It was so hard because I went from having insecurity about my hair that I never talked about with anybody to talking about it with people all the time. I’m a filmmaker. So everywhere you go, people are always asking you, “What are you working on next?” It was the first time I’d ever talked about the fact that I had insecurity about my hair. Your hair is so much connected to your identity. I have no judgment against anybody who wants to wear the hair in any way, I just don’t think you should feel like you have to change. For me, I felt like in order to be accepted, I had to change and that I had to have straight hair. It was really difficult going through all of those previous memories. Cutting off all my hair during filming was very freeing.

But that was also difficult because I was getting used to being a whole new person — and it took me a little bit of time to get used to it and really embrace it.

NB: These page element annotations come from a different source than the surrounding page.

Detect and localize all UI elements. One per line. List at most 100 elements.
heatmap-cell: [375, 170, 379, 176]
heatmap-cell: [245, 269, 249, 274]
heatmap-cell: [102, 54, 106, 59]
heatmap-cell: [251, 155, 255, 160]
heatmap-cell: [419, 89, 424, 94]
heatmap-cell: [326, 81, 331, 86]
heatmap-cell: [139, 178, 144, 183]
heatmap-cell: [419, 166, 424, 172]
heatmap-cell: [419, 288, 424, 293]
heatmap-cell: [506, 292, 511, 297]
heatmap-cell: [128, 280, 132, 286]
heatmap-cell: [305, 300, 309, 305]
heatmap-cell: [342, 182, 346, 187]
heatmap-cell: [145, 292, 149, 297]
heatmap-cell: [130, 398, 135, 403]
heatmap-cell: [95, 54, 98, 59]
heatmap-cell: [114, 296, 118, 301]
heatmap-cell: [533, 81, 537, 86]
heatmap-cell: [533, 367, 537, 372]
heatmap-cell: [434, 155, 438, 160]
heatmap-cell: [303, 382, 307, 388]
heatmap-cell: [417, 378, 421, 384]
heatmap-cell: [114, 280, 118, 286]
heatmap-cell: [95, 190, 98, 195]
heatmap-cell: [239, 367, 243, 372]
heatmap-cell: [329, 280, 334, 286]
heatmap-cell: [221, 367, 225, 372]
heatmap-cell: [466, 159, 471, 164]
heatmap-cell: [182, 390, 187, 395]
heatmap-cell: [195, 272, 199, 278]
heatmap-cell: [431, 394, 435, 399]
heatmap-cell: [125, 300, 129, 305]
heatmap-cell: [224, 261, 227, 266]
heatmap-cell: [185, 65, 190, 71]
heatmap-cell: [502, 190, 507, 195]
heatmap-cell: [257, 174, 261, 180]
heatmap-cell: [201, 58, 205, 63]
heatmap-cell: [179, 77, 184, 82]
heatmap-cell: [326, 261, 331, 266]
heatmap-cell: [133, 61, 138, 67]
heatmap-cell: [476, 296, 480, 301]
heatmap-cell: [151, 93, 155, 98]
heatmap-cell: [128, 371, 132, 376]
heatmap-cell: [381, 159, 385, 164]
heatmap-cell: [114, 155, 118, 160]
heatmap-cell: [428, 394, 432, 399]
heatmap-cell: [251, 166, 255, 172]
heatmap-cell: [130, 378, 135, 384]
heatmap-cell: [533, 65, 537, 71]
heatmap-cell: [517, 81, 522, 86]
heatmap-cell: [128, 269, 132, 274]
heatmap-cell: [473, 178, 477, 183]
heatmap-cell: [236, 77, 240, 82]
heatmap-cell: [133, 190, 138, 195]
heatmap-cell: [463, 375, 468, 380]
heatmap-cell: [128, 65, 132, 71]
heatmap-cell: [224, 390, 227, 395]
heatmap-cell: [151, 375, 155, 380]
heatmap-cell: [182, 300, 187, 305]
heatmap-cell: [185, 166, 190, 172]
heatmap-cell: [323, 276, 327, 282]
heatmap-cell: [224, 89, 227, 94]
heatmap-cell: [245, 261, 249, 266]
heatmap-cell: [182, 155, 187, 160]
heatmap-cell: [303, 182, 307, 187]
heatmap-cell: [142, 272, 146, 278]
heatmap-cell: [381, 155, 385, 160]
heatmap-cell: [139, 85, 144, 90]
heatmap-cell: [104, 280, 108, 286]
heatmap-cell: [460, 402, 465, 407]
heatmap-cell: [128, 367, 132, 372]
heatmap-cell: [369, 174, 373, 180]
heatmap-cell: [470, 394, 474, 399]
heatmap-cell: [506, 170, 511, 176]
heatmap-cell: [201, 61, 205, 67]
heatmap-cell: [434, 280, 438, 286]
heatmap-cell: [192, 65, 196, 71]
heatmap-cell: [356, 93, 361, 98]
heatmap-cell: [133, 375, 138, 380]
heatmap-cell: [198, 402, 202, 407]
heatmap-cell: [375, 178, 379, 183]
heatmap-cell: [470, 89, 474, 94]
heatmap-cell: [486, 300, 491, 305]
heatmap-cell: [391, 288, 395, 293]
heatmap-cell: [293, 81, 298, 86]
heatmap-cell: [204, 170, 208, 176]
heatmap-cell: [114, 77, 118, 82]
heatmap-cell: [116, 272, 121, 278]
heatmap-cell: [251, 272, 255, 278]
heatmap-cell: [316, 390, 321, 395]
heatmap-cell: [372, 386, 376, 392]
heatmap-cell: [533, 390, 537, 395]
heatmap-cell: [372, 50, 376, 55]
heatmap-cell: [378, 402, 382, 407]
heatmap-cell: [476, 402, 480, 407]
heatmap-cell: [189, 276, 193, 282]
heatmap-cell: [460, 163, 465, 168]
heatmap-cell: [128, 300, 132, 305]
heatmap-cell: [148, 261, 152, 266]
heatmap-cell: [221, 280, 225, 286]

Filmmaker Alicia K. Harris
Has making this movie healed you now?

Oh, yeah. To analyze where these insecurities came from and then erase them is cathartic. Representation matters because even me, as an adult, is shaped by this. Somebody who I loved and respected wearing the natural hair literally helped me have the confidence to wear natural hair. The film already accomplished for me what it needed to accomplish — going back to my natural hair and feeling confident to do so.

Now that we get to take [the film] to different places — we’re taking it to New York, we’re taking it to other cities — we’re going to have a dialogue about Black hair. I’ve already done test screenings and have had Black women come to me and say, “I cried watching this film because it was so relatable to me.” I didn’t realize this film was going to help me get over this insecurity, but I’ve enjoyed the journey.

This interview was edited and condensed for clarity.

Pick premieres at Urbanworld 2019 Thursday, September 19.